Timeframes and Practical Expectations
- Release after full payment: The IRS generally records a release once your debt for the period is fully paid. Expect administrative lag for federal and county recording offices.
- Withdrawal/subordination/discharge: Processing times vary by case complexity and local recording offices. Don’t assume immediate action; follow up in writing and keep important deadlines (e.g., escrow closings) in mind.
Common Mistakes and How to Avoid Them
- Ignoring notices: Waiting only increases penalties and interest and may lead to levy actions.
- Assuming credit reports will show the lien: Since 2018 the major credit bureaus generally stopped including public records like liens, but the lien still affects title and lending decisions.
- Handing negotiation to an unvetted third party: Use a qualified tax professional (CPA, EA, or tax attorney) or an IRS-authorized representative and verify credentials.
Practical Checklist for Payroll/Business Owners
- If you run a business and face a lien, prioritize payroll tax obligations — these often carry additional penalties and criminal exposure.
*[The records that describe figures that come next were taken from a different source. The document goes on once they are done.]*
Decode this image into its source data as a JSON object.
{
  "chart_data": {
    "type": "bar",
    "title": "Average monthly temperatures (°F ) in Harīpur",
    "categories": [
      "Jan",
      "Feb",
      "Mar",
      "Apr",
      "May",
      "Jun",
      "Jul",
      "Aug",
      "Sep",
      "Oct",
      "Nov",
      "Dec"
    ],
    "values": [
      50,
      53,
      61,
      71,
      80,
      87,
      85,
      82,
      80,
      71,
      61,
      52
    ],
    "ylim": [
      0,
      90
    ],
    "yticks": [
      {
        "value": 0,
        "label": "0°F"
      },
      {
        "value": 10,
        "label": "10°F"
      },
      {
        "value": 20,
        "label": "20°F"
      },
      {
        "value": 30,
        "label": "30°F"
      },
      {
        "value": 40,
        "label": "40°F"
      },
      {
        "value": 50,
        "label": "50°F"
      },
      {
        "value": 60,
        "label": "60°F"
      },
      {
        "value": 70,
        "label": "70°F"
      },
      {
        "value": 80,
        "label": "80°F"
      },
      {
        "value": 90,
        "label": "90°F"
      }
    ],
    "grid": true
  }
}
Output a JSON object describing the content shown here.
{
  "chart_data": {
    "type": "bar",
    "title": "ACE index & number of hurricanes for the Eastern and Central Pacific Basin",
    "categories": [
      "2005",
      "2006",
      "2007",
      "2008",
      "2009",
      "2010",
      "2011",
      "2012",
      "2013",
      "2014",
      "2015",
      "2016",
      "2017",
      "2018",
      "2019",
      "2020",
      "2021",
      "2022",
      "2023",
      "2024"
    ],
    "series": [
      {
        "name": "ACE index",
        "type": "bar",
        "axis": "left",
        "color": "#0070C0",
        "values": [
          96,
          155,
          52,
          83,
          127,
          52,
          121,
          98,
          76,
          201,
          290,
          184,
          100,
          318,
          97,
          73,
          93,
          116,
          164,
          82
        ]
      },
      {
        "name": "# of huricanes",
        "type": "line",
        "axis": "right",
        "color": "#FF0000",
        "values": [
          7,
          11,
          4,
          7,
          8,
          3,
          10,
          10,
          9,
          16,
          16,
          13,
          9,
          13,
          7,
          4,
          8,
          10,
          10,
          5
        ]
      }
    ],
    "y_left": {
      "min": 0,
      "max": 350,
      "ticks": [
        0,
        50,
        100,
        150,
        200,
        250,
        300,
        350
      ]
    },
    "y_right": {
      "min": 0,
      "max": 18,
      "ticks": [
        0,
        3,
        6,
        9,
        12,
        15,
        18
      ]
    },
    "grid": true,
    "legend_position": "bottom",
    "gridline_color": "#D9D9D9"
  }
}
- Notify vendors, lenders, and buyers proactively when a lien affects a transaction and present IRS documentation of a release, subordination, or discharge when obtained.
When to Seek Professional Help
- The IRS operating rules, timelines, and appeals procedures can be technical. If your lien involves large amounts, business assets, complex property disposals, or potential criminal exposure, consult a tax attorney or enrolled agent. In my 15+ years advising taxpayers, timely professional intervention often prevents levies and minimizes long-term credit and liquidity damage.
Authoritative Sources and Forms
- IRS — What Is a Tax Lien: https://www.irs.gov/businesses/small-businesses-self-employed/what-is-a-tax-lien
- IRS — Notice of Federal Tax Lien information and Form 12277 details: https://www.irs.gov/collections/notice-of-federal-tax-lien
- IRS — Offer in Compromise: https://www.irs.gov/payments/offer-in-compromise
Related FinHelp guides
- For practical steps on fully releasing a lien after payment, see: How to Get a Tax Lien Released After Full Payment (https://finhelp.io/glossary/how-to-get-a-tax-lien-released-after-full-payment/).
- For alternatives when full payment isn’t possible, review our Offer in Compromise resources: Offers in Compromise Explained (https://finhelp.io/glossary/offers-in-compromise-explained-can-you-settle-for-less/) and Preparing a Financial Package for an Offer in Compromise (https://finhelp.io/glossary/preparing-a-financial-package-for-offer-in-compromise-worksheets-and-documents/).
Professional disclaimer
This article is educational and provides general information about federal tax liens and common remedies. It is not legal, tax, or accounting advice for your specific situation. Consult a licensed tax attorney, CPA, or enrolled agent for case-specific guidance.
Final practical tip
Act early. The sooner you address the underlying tax debt, the more options you’ll have to avoid a levy, negotiate an installment agreement, request lien withdrawal, or secure subordination for a refinance or sale. A timely, documented plan whether through self-help or a qualified representative typically leads to better financial outcomes.